As summarized above, YNHH argues that if “Congress [had] intended to preclude ․ otherwise valid request[s] for ․ judicial review of the Secretarys failure to use proper rulemaking procedures” when generating “estimates,” then Congress could and should have said so “explicitly.” YNHH Br. at 36, 44. In support of this contention, YNHH points us to another review-preclusion provision within the Medicare Act that bars “judicial review ․ of the process [whereby the Secretary may exempt physician-owned hospitals in medically underserved areas from otherwise-applicable restrictions on their ability to expand] (including the establishment of such process).” 42 U.S.C. § 1395nn(i)(3)(I) (emphasis added); see generally id. § 1395nn(i)(3) (laying out the covered “process”). But “the mere possibility of clearer phrasing cannot defeat the most natural reading of a statute; if it could (with all due respect to Congress), we would interpret a great many statutes differently than we do.” Caraco Pharm. Labys, Ltd. v. Novo Nordisk A/S, 566 U.S. 399, 416, 132 S.Ct. 1670, 182 L.Ed.2d 678 (2012); accord Fed. Hous. Fin. Agency v. UBS Ams., Inc., 858 F. Supp. 2d 306, 317 (S.D.N.Y. 2012) (same), affd, 712 F.3d 136 (2d Cir. 2013); Animal Legal Def. Fund v. USDA, 935 F.3d 858, 871 (9th Cir. 2019) (same); Elec. Priv. Info. Ctr. v. DHS, 777 F.3d 518, 525 (D.C. Cir. 2015) (same); see also, e.g., Hammer v. HHS, 905 F.3d 517, 528 (7th Cir. 2018) (“[W]e cannot ignore the plain meaning of the statute because Congress could have, arguably, made the statutes meaning even plainer.”); Castaneda v. Souza, 810 F.3d 15, 48 (1st Cir. 2015) (“Of course, the fact that language might have been more clear – as it always could be – does not mean that it is not clear enough.”).

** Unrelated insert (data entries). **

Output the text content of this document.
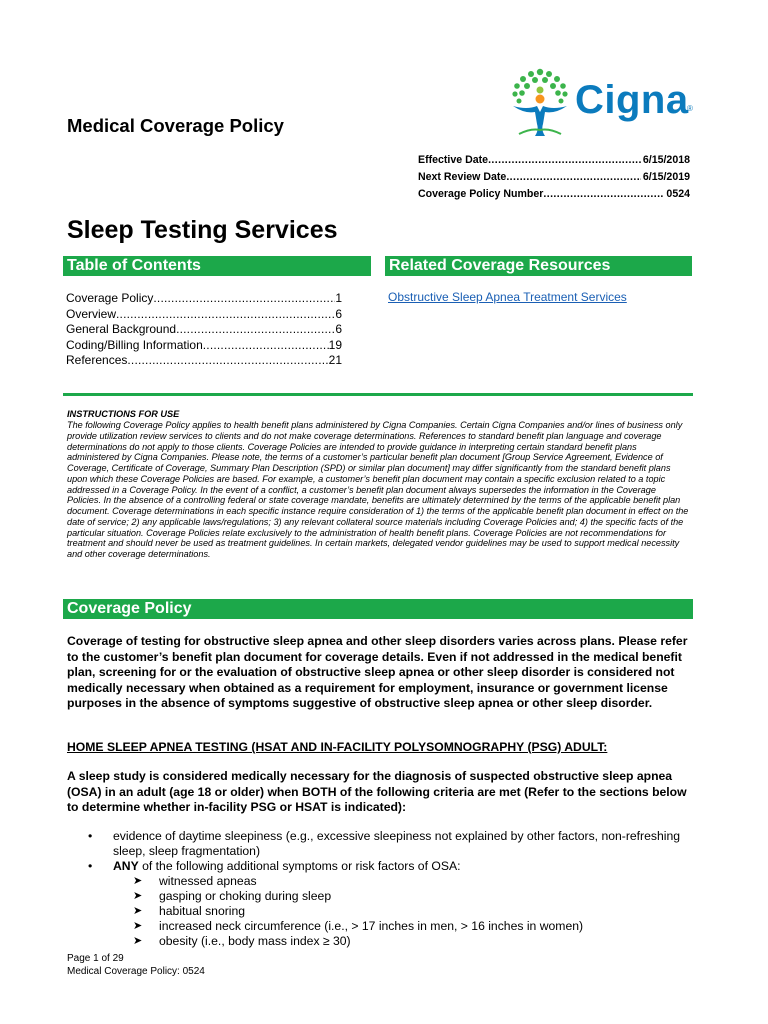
Cigna
®
Medical Coverage Policy
Effective Date .....	6/15/2018
Next Review Date .....	6/15/2019
Coverage Policy Number .....	0524
Sleep Testing Services
Table of Contents	Related Coverage Resources
Coverage Policy .....	1
Overview .....	6
General Background .....	6
Coding/Billing Information .....	19
References .....	21
Obstructive Sleep Apnea Treatment Services
INSTRUCTIONS FOR USE

The following Coverage Policy applies to health benefit plans administered by Cigna Companies. Certain Cigna Companies and/or lines of business only provide utilization review services to clients and do not make coverage determinations. References to standard benefit plan language and coverage determinations do not apply to those clients. Coverage Policies are intended to provide guidance in interpreting certain standard benefit plans administered by Cigna Companies. Please note, the terms of a customer’s particular benefit plan document [Group Service Agreement, Evidence of Coverage, Certificate of Coverage, Summary Plan Description (SPD) or similar plan document] may differ significantly from the standard benefit plans upon which these Coverage Policies are based. For example, a customer’s benefit plan document may contain a specific exclusion related to a topic addressed in a Coverage Policy. In the event of a conflict, a customer’s benefit plan document always supersedes the information in the Coverage Policies. In the absence of a controlling federal or state coverage mandate, benefits are ultimately determined by the terms of the applicable benefit plan document. Coverage determinations in each specific instance require consideration of 1) the terms of the applicable benefit plan document in effect on the date of service; 2) any applicable laws/regulations; 3) any relevant collateral source materials including Coverage Policies and; 4) the specific facts of the particular situation. Coverage Policies relate exclusively to the administration of health benefit plans. Coverage Policies are not recommendations for treatment and should never be used as treatment guidelines. In certain markets, delegated vendor guidelines may be used to support medical necessity and other coverage determinations.

Coverage Policy

Coverage of testing for obstructive sleep apnea and other sleep disorders varies across plans. Please refer to the customer’s benefit plan document for coverage details. Even if not addressed in the medical benefit plan, screening for or the evaluation of obstructive sleep apnea or other sleep disorder is considered not medically necessary when obtained as a requirement for employment, insurance or government license purposes in the absence of symptoms suggestive of obstructive sleep apnea or other sleep disorder.

HOME SLEEP APNEA TESTING (HSAT AND IN-FACILITY POLYSOMNOGRAPHY (PSG) ADULT:

A sleep study is considered medically necessary for the diagnosis of suspected obstructive sleep apnea (OSA) in an adult (age 18 or older) when BOTH of the following criteria are met (Refer to the sections below to determine whether in-facility PSG or HSAT is indicated):

•	evidence of daytime sleepiness (e.g., excessive sleepiness not explained by other factors, non-refreshing sleep, sleep fragmentation)
•	ANY of the following additional symptoms or risk factors of OSA:
➤	witnessed apneas
➤	gasping or choking during sleep
➤	habitual snoring
➤	increased neck circumference (i.e., > 17 inches in men, > 16 inches in women)
➤	obesity (i.e., body mass index ≥ 30)
Page 1 of 29
Medical Coverage Policy: 0524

Moreover, we reject the underlying premise of YNHHs meaningful-variation argument: that the words “including the establishment of” are the “magic words” that Congress “incant[s]” in any review-preclusion provision that it intends to bar procedural as well as substantive challenges to a given type of agency action. Sebelius v. Auburn Regl Med. Ctr., 568 U.S. 145, 153, 133 S.Ct. 817, 184 L.Ed.2d 627 (2013); see also Donnelly v. Controlled Application Rev. & Resol. Program Unit, 37 F.4th 44, 54 (2d Cir. 2022). We are aware of nothing to suggest that the phrase “including the establishment of” (or simply “the establishment of”), as used in various review-preclusion provisions throughout the Medicare Act, has anything at all to do with the distinction between substantive and procedural challenges.

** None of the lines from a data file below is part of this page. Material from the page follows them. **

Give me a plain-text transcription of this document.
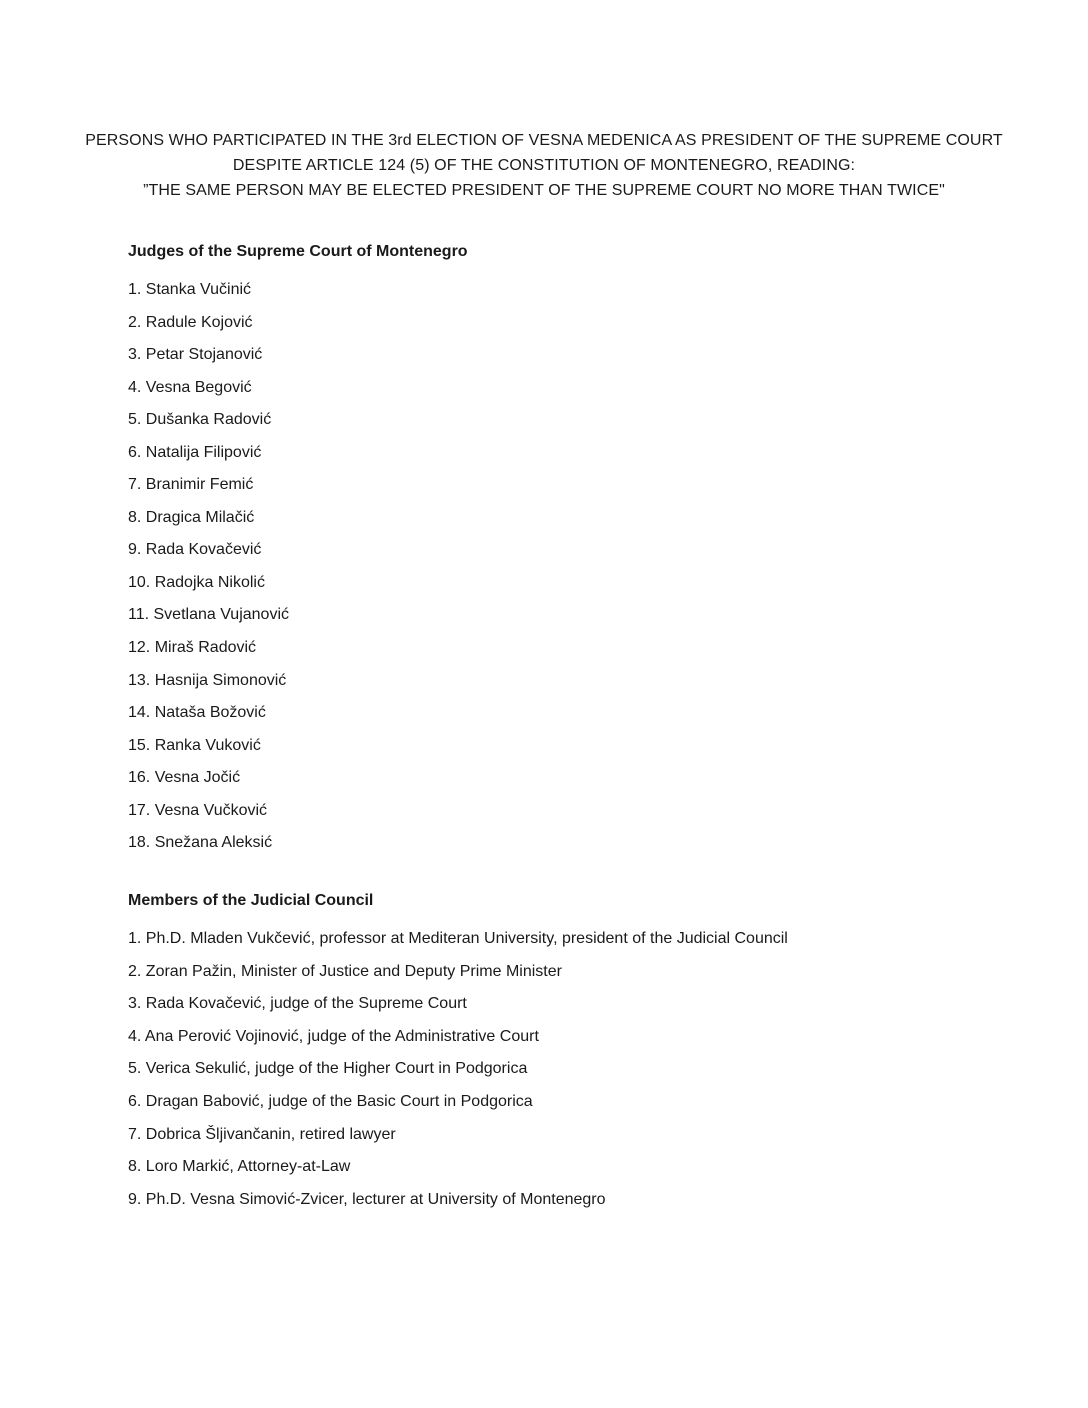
PERSONS WHO PARTICIPATED IN THE 3rd ELECTION OF VESNA MEDENICA AS PRESIDENT OF THE SUPREME COURT
DESPITE ARTICLE 124 (5) OF THE CONSTITUTION OF MONTENEGRO, READING:
”THE SAME PERSON MAY BE ELECTED PRESIDENT OF THE SUPREME COURT NO MORE THAN TWICE"
Judges of the Supreme Court of Montenegro
1. Stanka Vučinić
2. Radule Kojović
3. Petar Stojanović
4. Vesna Begović
5. Dušanka Radović
6. Natalija Filipović
7. Branimir Femić
8. Dragica Milačić
9. Rada Kovačević
10. Radojka Nikolić
11. Svetlana Vujanović
12. Miraš Radović
13. Hasnija Simonović
14. Nataša Božović
15. Ranka Vuković
16. Vesna Jočić
17. Vesna Vučković
18. Snežana Aleksić
Members of the Judicial Council
1. Ph.D. Mladen Vukčević, professor at Mediteran University, president of the Judicial Council
2. Zoran Pažin, Minister of Justice and Deputy Prime Minister
3. Rada Kovačević, judge of the Supreme Court
4. Ana Perović Vojinović, judge of the Administrative Court
5. Verica Sekulić, judge of the Higher Court in Podgorica
6. Dragan Babović, judge of the Basic Court in Podgorica
7. Dobrica Šljivančanin, retired lawyer
8. Loro Markić, Attorney-at-Law
9. Ph.D. Vesna Simović-Zvicer, lecturer at University of Montenegro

For its meaningful-variation argument, YNHH relies on the D.C. Circuits decision in Knapp Medical Center v. Hargan. There, a hospital argued that “ ‘[the] process,’ as used in section 1395nn(i)(3)(I), refers only to the [substance of the] HHS regulation [at issue], and ‘the establishment of the process’ [refers to] the notice-and-comment rulemaking by which th[at] regulation was developed and promulgated.” Knapp Med. Ctr., 875 F.3d at 1129. What YNHH neglects to mention, however, is that the D.C. Circuit squarely “reject[ed]” that “contention[ ].” Id. at 1130.

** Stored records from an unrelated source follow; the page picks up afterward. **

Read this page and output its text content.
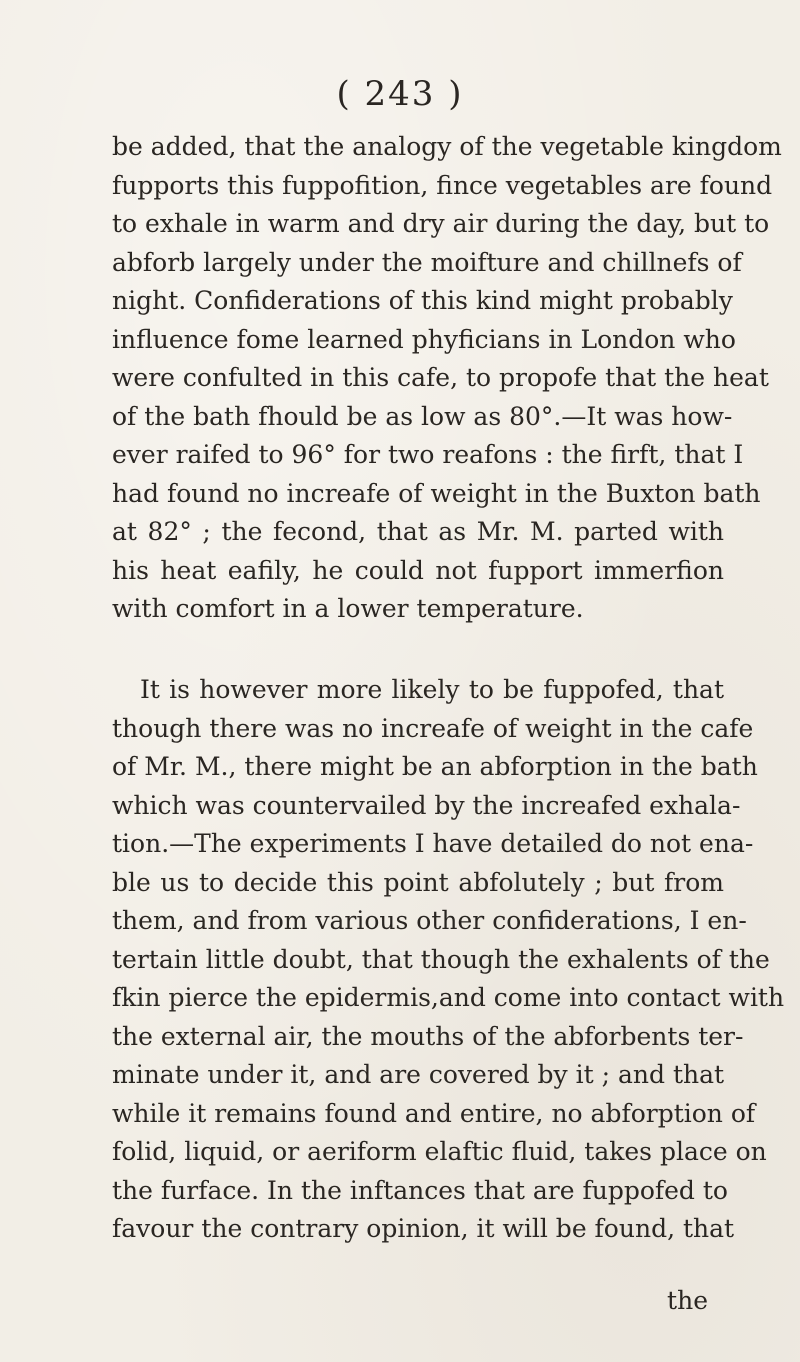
( 243 )
be added, that the analogy of the vegetable kingdom
fupports this fuppofition, fince vegetables are found
to exhale in warm and dry air during the day, but to
abforb largely under the moifture and chillnefs of
night. Confiderations of this kind might probably
influence fome learned phyficians in London who
were confulted in this cafe, to propofe that the heat
of the bath fhould be as low as 80°.—It was how-
ever raifed to 96° for two reafons : the firft, that I
had found no increafe of weight in the Buxton bath
at 82° ; the fecond, that as Mr. M. parted with
his heat eafily, he could not fupport immerfion
with comfort in a lower temperature.
It is however more likely to be fuppofed, that
though there was no increafe of weight in the cafe
of Mr. M., there might be an abforption in the bath
which was countervailed by the increafed exhala-
tion.—The experiments I have detailed do not ena-
ble us to decide this point abfolutely ; but from
them, and from various other confiderations, I en-
tertain little doubt, that though the exhalents of the
fkin pierce the epidermis,and come into contact with
the external air, the mouths of the abforbents ter-
minate under it, and are covered by it ; and that
while it remains found and entire, no abforption of
folid, liquid, or aeriform elaftic fluid, takes place on
the furface. In the inftances that are fuppofed to
favour the contrary opinion, it will be found, that
the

Other decisions by our sister circuits cast further doubt on YNHHs proposed reading of the phrase, “the establishment of.” In Amgen, as in Knapp, the D.C. Circuit was tasked with interpreting a review-preclusion provision in the Medicare Act that included the “establishment of” language relied on by YNHH here. See Amgen, 357 F.3d at 111 (applying 42 U.S.C. § 1395l(t)(12)(A), which provides that “[t]here shall be no ․ judicial review ․ of ․ [t]he development of the [prospective payment] classification system under paragraph (2), including the establishment of groups and relative payment weights for covered [outpatient department] services” (emphasis added)). As we noted above, Amgen held that, once it has determined that the provision at issue “shields [a] particular type[ ] of administrative action, a court may not inquire whether a challenged agency [action of that type] is arbitrary, capricious, or procedurally defective.” Id. at 113 (emphasis added). Tellingly, the D.C. Circuit did not rely on the presence of the “establishment of” language for that proposition. That is, instead of limiting its holding to “no-review provision[s] [that] shield[ ] [‘the establishment of’] particular types of administrative action,” the D.C. Circuit announced a much broader holding: “[i]f a no-review provision” – any no-review provision – “shields particular types of administrative action, a court may not inquire whether a challenged agency decision is arbitrary, capricious, or procedurally defective, but [instead] must [simply] determine whether the challenged agency action is of the sort shielded from review.” Id. (emphasis added). For present purposes, then, Amgen stands for the proposition that Congress need not formulaically recite the “establishment of” language in order to shield a “particular type[ ]” of “agency decision” from “procedural[ ]” as well as substantive “challenge[s]”; rather, it is sufficient for Congress simply to express in “clear and convincing” language its “inten[t] to preclude judicial review” of that “type[ ] of administrative action.” Id. at 112–13 (emphasis added).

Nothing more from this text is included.